JESC 2020: TVE conferma la partecipazione allo Junior Eurovision Song Contest 2020

L’emittente pubblica spagnola TVE ha confermato che la Spagna parteciperà alla 18ª edizione dello Junior Eurovision Song Contest, che si terrà per la seconda volta in Polonia nella città di Varsavia, presso uno studio televisivo, il prossimo 29 novembre 2020. Inoltre, TVE ha annunciato di essere già alla ricerca di un giovane artista spagnolo di età compresa tra 9 e 14 anni per rappresentare la Spagna allo Junior Eurovision 2020 a Varsavia. Tuttavia, non è stato ancora confermato se sarà selezionato internamente o tramite una selezione nazionale.

La Spagna ha partecipato 5 volte sin dal suo debutto nel 2003. Arriva al secondo posto nel 2003 mentre nel 2004 vince il suo primo concorso grazie a María Isabel e alla sua canzone “Antes muerta que sencilla”, brano che poi diventerà un singolo del suo album di debutto ¡No me toques las palmas que me conozco!. 

Giungono al secondo posto di nuovo l’anno successivo. Nel 2006 arrivano al quarto posto e si ritirano nel 2007 in quanto, secondo l’allora direttore dell’emittente iberica, “promuove stereotipi che non condividiamo”. 

Nel 2019, dopo 12 anni di assenza, l’emittente spagnola annuncia il ritorno alla competizione, conquistando un terzo posto.

Spagna allo Junior Eurovision Song Contest:

  • 2003: Sergio (Sergio Jesús García Gil) – “Desde el cielo”, 2° – 125 punti
  • 2004: María Isabel (María Isabel López Rodríguez) – “Antes muerta que sencilla” (I’d rather be dead than understated), 1° – 171 punti
  • 2005: Antonio José (Antonio José Sánchez) – “Te traigo flores”, 2° – 146 punti
  • 2006: Dani Fernández (Daniel Fernández Delgado) – “Te doy mi voz, 4° – 90 punti
  • 2019: Mélani García (Mélani García Gaspar) – “Marte”, 3° – 212 punti

Lo Junior Eurovision Song Contest 2020 sarà la diciottesima edizione del concorso canoro per bambini e ragazzi dai 9 ai 14 anni. L’evento si svolgerà a Varsavia in Polonia, che diventa così la prima nazione ad ospitare l’evento per due occasioni consecutive. La manifestazione sarà ospitata dall’emittente pubblica polacca TVP, dopo che Viki Gabor ha conquistato la seconda vittoria polacca consecutiva con la canzone ″Superhero″. Lo spettacolo quest’edizione, si svolgerà in uno studio televisivo nella capitale polacca. L’EBU-UER, ha spiegato che la scelta di non svolgere l’evento in un’arena è dovuto all’impatto causato dalla pandemia di COVID-19, che ha coinvolto diverse regioni del mondo tra cui, più duramente, la Cina, l’Europa e gli Stati Uniti, e che infatti ha anche causato la cancellazione dell’Eurovision Song Contest 2020, e quindi per questo motivo è stato deciso di svolgere l’evento in una sede più ristretta e non in una grande arena come si è visto negli anni precedenti, per la salvaguardia dei giovani artisti.

I due potenziali studi televisivi in corsa per ospitare l’evento, entrambi con una capienza di circa 1.500 m² sono: Studio ATM e Studio Transcolor. Entrambi gli studi sono stati utilizzati da TVP per la produzione su larga scala di talent show e spettacoli musicali. 

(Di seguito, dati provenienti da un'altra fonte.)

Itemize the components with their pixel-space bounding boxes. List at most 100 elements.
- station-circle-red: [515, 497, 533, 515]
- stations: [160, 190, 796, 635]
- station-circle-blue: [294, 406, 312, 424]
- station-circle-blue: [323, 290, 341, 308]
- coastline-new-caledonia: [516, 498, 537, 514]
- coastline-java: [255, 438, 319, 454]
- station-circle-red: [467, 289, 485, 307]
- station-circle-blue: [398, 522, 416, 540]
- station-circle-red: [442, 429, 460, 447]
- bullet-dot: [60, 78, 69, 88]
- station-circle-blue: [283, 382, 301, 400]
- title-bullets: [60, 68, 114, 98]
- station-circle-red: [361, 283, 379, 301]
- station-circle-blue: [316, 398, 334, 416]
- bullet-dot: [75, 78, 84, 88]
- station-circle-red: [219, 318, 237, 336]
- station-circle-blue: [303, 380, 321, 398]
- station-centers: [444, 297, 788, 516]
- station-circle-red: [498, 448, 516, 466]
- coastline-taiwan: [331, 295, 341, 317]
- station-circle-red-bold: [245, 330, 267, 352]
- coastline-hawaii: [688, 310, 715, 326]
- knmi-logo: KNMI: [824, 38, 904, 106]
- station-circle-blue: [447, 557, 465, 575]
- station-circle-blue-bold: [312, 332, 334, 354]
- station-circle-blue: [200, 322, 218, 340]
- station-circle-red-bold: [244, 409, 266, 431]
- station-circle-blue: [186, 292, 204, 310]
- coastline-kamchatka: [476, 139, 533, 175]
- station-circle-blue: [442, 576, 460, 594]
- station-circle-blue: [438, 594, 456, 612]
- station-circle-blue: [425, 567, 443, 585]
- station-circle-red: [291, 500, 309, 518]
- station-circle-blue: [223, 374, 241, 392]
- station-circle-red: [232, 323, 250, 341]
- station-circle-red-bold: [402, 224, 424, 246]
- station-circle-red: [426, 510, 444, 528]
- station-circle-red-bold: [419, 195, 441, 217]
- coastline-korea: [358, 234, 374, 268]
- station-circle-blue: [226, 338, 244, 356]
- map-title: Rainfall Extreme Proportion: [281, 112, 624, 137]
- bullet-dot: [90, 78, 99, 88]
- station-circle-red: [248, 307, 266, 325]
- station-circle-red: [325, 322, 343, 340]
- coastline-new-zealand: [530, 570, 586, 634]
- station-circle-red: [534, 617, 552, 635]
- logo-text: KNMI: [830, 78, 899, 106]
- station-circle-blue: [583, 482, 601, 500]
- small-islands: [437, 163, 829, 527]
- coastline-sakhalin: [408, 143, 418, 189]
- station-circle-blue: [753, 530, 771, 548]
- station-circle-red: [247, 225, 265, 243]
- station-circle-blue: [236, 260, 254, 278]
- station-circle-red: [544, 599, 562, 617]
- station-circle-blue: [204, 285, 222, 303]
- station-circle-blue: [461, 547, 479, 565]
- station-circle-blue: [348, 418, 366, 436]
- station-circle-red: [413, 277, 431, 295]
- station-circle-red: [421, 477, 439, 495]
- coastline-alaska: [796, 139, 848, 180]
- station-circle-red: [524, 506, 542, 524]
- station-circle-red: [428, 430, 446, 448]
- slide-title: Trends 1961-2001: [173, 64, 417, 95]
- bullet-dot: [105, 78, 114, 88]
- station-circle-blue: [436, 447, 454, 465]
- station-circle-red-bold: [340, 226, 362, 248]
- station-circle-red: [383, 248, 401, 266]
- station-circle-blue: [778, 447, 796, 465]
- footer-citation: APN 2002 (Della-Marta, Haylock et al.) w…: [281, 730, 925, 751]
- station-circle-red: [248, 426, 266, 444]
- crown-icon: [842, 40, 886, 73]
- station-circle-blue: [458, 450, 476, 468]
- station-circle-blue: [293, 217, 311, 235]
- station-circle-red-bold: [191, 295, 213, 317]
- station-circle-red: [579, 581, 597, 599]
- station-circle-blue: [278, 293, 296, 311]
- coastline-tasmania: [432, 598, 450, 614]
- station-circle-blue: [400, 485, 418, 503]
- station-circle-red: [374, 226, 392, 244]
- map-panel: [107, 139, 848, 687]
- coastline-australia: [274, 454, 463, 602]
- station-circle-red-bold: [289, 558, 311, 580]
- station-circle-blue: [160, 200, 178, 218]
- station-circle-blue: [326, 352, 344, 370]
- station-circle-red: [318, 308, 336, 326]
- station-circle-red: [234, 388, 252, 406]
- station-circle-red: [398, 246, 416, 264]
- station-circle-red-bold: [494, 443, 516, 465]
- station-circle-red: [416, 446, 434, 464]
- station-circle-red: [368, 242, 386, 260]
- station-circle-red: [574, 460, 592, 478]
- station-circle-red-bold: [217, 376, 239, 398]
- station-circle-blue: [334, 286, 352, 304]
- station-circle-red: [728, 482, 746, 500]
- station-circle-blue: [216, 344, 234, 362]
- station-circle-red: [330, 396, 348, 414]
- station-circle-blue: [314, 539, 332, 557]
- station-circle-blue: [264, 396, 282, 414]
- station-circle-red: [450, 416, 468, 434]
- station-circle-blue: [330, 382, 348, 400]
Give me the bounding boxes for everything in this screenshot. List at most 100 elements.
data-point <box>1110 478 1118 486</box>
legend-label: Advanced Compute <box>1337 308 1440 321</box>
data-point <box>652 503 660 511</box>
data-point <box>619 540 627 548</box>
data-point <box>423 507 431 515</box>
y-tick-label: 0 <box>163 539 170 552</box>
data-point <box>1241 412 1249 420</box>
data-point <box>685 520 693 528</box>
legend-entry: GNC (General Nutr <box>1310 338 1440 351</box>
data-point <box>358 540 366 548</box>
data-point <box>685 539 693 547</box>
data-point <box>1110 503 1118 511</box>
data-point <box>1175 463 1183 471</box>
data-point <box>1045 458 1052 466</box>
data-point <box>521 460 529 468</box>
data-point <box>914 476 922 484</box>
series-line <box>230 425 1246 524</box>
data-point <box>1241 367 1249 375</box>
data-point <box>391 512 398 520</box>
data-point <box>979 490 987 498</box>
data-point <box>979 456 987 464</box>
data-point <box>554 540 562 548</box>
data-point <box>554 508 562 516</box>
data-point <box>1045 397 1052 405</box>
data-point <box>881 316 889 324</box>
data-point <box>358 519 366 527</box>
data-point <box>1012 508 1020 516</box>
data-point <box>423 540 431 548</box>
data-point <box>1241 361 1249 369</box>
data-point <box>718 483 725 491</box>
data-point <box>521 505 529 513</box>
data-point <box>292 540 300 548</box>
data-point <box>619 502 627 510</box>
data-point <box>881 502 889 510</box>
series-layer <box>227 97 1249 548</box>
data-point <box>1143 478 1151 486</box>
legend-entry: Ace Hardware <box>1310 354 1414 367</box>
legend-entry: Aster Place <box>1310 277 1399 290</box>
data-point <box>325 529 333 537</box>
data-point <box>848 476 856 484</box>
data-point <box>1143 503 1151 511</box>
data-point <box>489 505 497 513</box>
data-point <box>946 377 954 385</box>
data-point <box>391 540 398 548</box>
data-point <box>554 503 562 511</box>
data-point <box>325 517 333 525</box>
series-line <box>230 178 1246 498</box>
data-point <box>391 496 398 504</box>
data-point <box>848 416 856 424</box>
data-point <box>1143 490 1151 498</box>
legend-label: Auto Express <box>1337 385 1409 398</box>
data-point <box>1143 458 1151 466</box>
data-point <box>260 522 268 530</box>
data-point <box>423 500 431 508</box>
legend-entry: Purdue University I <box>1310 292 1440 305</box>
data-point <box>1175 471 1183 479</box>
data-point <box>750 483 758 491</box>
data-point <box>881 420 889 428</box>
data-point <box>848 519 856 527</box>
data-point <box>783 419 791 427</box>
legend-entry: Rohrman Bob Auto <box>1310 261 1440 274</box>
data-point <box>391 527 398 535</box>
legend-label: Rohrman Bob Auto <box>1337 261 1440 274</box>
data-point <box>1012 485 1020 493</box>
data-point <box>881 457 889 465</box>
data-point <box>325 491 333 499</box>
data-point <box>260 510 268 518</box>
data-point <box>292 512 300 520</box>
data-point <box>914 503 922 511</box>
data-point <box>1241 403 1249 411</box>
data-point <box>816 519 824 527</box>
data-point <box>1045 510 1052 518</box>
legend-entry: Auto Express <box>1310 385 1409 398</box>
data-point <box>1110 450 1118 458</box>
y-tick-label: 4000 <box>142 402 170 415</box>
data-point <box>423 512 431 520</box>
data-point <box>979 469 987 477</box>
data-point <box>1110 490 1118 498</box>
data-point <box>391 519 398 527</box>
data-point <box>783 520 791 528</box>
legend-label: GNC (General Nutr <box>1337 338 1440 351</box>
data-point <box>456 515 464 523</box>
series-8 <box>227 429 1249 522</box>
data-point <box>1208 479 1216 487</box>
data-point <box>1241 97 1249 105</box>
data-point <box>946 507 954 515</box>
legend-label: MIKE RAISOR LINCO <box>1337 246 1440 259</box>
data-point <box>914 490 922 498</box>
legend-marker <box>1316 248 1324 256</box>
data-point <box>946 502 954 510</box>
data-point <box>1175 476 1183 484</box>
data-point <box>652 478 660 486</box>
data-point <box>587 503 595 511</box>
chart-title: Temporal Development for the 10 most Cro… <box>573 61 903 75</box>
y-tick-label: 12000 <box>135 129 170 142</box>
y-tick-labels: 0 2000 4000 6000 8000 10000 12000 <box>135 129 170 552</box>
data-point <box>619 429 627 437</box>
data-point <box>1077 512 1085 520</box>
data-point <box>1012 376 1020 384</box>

Durante la trasimissione Eurovision: Europe Shine a Light, è stato reso noto lo slogan ed il logo di questa edizione. Lo slogan di questa edizione è #MoveTheWorld!. Il logo di questa edizione è una grande sfera rappresentante il globo terrestre, composto da tanti fili di luci. Maciej Łopiński, portavoce di TVP, ha spiegato che l’ideazione del logo è stata sviluppata per rappresentare i valori dell’unità, della gentilezza e della cooperazione durante la pandemia globale.

Ad oggi i seguenti Paesi hanno confermato la loro partecipazione: Francia, Georgia, Germania, Irlanda, Italia, Kazakistan, Paesi Bassi, Polonia (paese organizzatore), Russia, Spagna ed Ucraina.